The methodological framework employed a mixed-methods approach, utilizing
screenrecording software (FlashBack Express) and keystroke logging (Translog-II) to capture
translation processes under two conditions: traditional translation and MT post-editing. The
study recruited professional comic book translators with English as their native language for
Korean-to-English translation. The source material comprised selected sections (1,852
words) from the comic book "꼴 1. 얼굴을 보고 마음을 읽는다" (Appearance 1. Reading a
mind by looking at a person's facial features).
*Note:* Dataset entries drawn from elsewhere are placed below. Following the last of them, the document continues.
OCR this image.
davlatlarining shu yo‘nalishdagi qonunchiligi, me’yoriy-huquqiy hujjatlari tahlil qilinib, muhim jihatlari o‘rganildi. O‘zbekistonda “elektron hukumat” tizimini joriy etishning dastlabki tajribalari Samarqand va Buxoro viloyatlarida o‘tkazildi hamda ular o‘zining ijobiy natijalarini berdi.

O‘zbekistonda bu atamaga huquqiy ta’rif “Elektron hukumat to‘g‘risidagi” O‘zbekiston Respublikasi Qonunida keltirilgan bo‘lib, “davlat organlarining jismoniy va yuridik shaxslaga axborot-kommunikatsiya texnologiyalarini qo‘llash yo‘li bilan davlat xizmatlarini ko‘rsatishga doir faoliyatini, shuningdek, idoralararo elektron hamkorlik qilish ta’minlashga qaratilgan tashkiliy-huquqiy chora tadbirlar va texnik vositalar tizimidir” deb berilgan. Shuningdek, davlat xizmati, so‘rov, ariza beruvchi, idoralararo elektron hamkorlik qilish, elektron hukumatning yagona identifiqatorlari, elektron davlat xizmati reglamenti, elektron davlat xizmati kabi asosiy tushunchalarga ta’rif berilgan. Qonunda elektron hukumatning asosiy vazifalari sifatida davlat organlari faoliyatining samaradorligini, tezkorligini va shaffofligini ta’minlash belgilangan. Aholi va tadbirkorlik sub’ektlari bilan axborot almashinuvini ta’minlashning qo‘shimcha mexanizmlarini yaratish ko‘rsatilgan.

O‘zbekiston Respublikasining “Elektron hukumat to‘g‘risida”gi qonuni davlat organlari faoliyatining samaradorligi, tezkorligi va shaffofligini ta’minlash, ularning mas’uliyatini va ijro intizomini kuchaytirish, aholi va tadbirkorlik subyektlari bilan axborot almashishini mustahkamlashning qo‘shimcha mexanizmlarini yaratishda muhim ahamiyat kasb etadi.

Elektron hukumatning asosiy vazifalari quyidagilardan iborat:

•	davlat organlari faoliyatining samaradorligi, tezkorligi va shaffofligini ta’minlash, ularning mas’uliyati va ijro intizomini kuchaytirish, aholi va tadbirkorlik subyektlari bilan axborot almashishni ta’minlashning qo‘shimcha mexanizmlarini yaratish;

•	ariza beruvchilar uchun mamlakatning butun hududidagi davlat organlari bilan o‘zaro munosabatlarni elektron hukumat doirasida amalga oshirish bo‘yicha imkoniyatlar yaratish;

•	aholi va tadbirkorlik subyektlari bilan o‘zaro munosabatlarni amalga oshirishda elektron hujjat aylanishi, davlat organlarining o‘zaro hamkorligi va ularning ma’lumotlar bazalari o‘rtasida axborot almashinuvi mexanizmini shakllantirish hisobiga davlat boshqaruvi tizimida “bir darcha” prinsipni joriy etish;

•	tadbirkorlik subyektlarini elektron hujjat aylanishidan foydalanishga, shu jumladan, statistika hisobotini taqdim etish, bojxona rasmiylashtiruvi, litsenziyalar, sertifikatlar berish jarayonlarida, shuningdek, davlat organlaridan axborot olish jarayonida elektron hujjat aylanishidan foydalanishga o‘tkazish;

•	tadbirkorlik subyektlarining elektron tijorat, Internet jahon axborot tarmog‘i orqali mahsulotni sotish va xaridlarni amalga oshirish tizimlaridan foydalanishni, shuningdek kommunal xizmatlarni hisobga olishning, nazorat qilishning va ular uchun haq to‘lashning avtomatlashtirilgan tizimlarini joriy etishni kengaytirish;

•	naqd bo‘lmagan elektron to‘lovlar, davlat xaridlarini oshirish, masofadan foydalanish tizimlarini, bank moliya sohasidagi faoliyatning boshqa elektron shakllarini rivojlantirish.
Cognitive effort was quantified through pause analysis, derived from screen-recording and
keystroke logging data. Translation quality was evaluated by comic book reviewers using the
DQF-MQM Error Typology framework. The findings revealed that post-editors demonstrated
significantly shorter pause times compared to translators when processing metaphorical
segments, representing approximately a 40-50% reduction in cognitive effort. Post-editors
also achieved markedly higher productivity rates in terms of keystrokes per minute. Quality
assessment demonstrated that post-edited translations achieved higher median RC scores
compared to traditional translations, with post-edited content showing substantially fewer
accuracy errors. Particularly notable was the superior handling of cultural-specific
metaphors in post-edited versions compared to manual translations. The findings challenge
previous assumptions about machine translation limitations, suggesting that post-editing
can enhance rather than compromise translation quality, even in complex, culturally rich
contexts like comic book translation.
This research constitutes the first systematic examination of metaphor translation processes
in comic books utilizing MT post-editing, contributing to the convergence of cognitive
translation studies and multimodal translation. The findings advance our understanding of
technology's role in creative translation contexts and offer implications for both theoretical
frameworks and professional practice.